The Italians have a proverb Chi dorme non piglia pesce (he who sleeps does not catch fish), which has a similar meaning to the English proverb ‘the early bird catches the worm’. In terms of seeing the best of Lucca’s walls I think these proverbs ring true. So rise early, check when sunrise is due, and head for a walk on the almost deserted walls to see the sun rise through the trees.
Lucca’s walls form a continuous circle around the historic centre. They are 12m high and 4.2km (2.4miles) long, have 11 bastions, and were built between the mid-1600s and 1800s. On the top of the walls is a walking, cycling, running area lined with trees that provide shade in the heat of the summer. The wall offers residents and tourists, who may be living or staying in flats with no outside space, the opportunity to exercise and just breathe. They are a symbol of Lucca and for me they always provide a sense of coming home to their protection when I have been away. One of the most wonderful things about the walls are the views they provide of the city within and the countryside and hills that surround Lucca. Outside the walls are meadows, moats and canals which form part of the overall structure of these fortifications.

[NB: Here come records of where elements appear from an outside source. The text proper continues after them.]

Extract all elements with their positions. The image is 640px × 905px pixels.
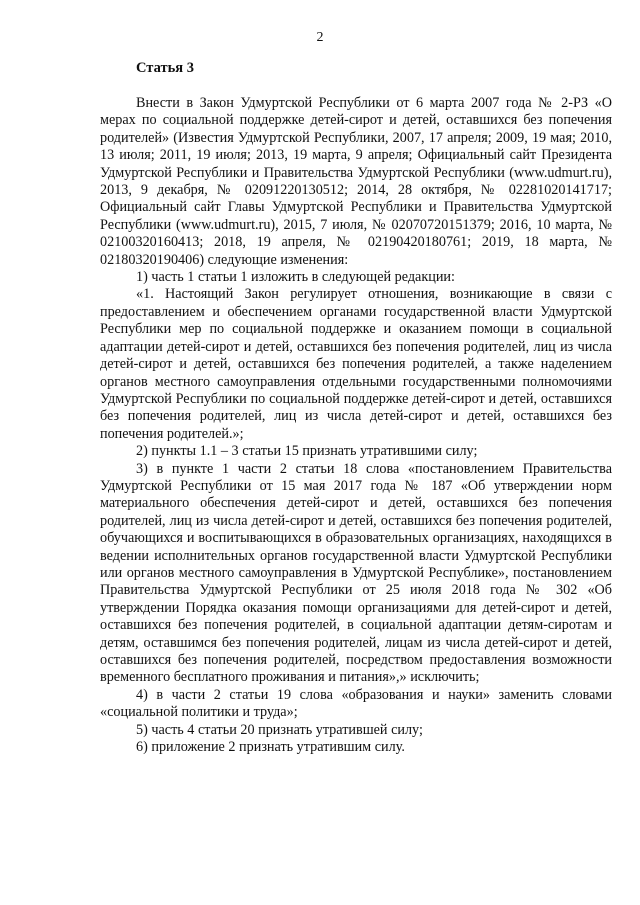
amendment-item-6: 6) приложение 2 признать утратившим силу. xyxy=(136,739,405,756)
page-number: 2 xyxy=(316,30,324,45)
amendment-item-2: 2) пункты 1.1 – 3 статьи 15 признать утратившими силу; xyxy=(136,443,478,460)
article-body xyxy=(100,95,612,756)
quoted-new-text: «1. Настоящий Закон регулирует отношения, возникающие в связи с предоставлением и обеспечением органами государственной власти Удмуртской Республики мер по социальной поддержке и оказанием помощи в социальной адаптации детей-сирот и детей, оставшихся без попечения родителей, лиц из числа детей-сирот и детей, оставшихся без попечения родителей, а также наделением органов местного самоуправления отдельными государственными полномочиями Удмуртской Республики по социальной поддержке детей-сирот и детей, оставшихся без попечения родителей, лиц из числа детей-сирот и детей, оставшихся без попечения родителей.»; xyxy=(100,286,612,442)
article-heading: Статья 3 xyxy=(136,60,194,76)
amendment-item-5: 5) часть 4 статьи 20 признать утратившей силу; xyxy=(136,721,423,738)
amendment-item-1: 1) часть 1 статьи 1 изложить в следующей редакции: xyxy=(136,269,455,286)
intro-paragraph: Внести в Закон Удмуртской Республики от 6 марта 2007 года № 2-РЗ «О мерах по социальной поддержке детей-сирот и детей, оставшихся без попечения родителей» (Известия Удмуртской Республики, 2007, 17 апреля; 2009, 19 мая; 2010, 13 июля; 2011, 19 июля; 2013, 19 марта, 9 апреля; Официальный сайт Президента Удмуртской Республики и Правительства Удмуртской Республики (www.udmurt.ru), 2013, 9 декабря, № 02091220130512; 2014, 28 октября, № 02281020141717; Официальный сайт Главы Удмуртской Республики и Правительства Удмуртской Республики (www.udmurt.ru), 2015, 7 июля, № 02070720151379; 2016, 10 марта, № 02100320160413; 2018, 19 апреля, № 02190420180761; 2019, 18 марта, № 02180320190406) следующие изменения: xyxy=(100,95,612,268)
amendment-item-4: 4) в части 2 статьи 19 слова «образования и науки» заменить словами «социальной политики и труда»; xyxy=(100,686,612,721)
amendment-item-3: 3) в пункте 1 части 2 статьи 18 слова «постановлением Правительства Удмуртской Республики от 15 мая 2017 года № 187 «Об утверждении норм материального обеспечения детей-сирот и детей, оставшихся без попечения родителей, лиц из числа детей-сирот и детей, оставшихся без попечения родителей, обучающихся и воспитывающихся в образовательных организациях, находящихся в ведении исполнительных органов государственной власти Удмуртской Республики или органов местного самоуправления в Удмуртской Республике», постановлением Правительства Удмуртской Республики от 25 июля 2018 года № 302 «Об утверждении Порядка оказания помощи организациями для детей-сирот и детей, оставшихся без попечения родителей, в социальной адаптации детям-сиротам и детям, оставшимся без попечения родителей, лицам из числа детей-сирот и детей, оставшихся без попечения родителей, посредством предоставления возможности временного бесплатного проживания и питания»,» исключить; xyxy=(100,460,612,686)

The bastions, meadow areas, verges and canals have never been sprayed by chemicals. This has created the opportunity for biodiversity to flourish with dragonflies, beetles, bees and other beneficial bugs proliferating. In 2020 the Commune of Lucca decided to create a 2.7 km ecological corridor along the canals between Porta San Donato and Porta San Pietro to help out this wildlife, and the egrets, ducks and herons who feed on the insects and amphibians seem very happy.
Recently, an agreement has been signed between the University of Trieste and the University of Florence to study and extend the biodiversity of the walls. This is part of a study of urban parks and how they can encourage rare plants to grow. There are already nine types of protected irises growing here as well as other rare flowers. The Commune has agreed to selectively mow the grass here to protect and encourage these further, so we can look forward to even more birds, insects and flowers in the future. Personally, I really look forward to the return of the swallows, which nest in Porta San Donato, as real heralds of summer.
Not all new fauna are welcome. The walls were recently visited by a flock of sacred ibis. These migratory birds have decided to settle in some areas on their migratory journey and where they settle they are highly damaging to native wildlife. Fortunately, this flock moved on.
In the early morning, after the rain, even the humble flowers such as the daisies and buttercups are beautiful. I like to walk with my camera as it helps me ‘see’ and focus on the present and the small things. Focusing on the moment – mindfulness – helps your mental health. So get up early and explore the beauty of the walls, as the sun rises over them and selectively lights the buildings in the historic centre. See you there.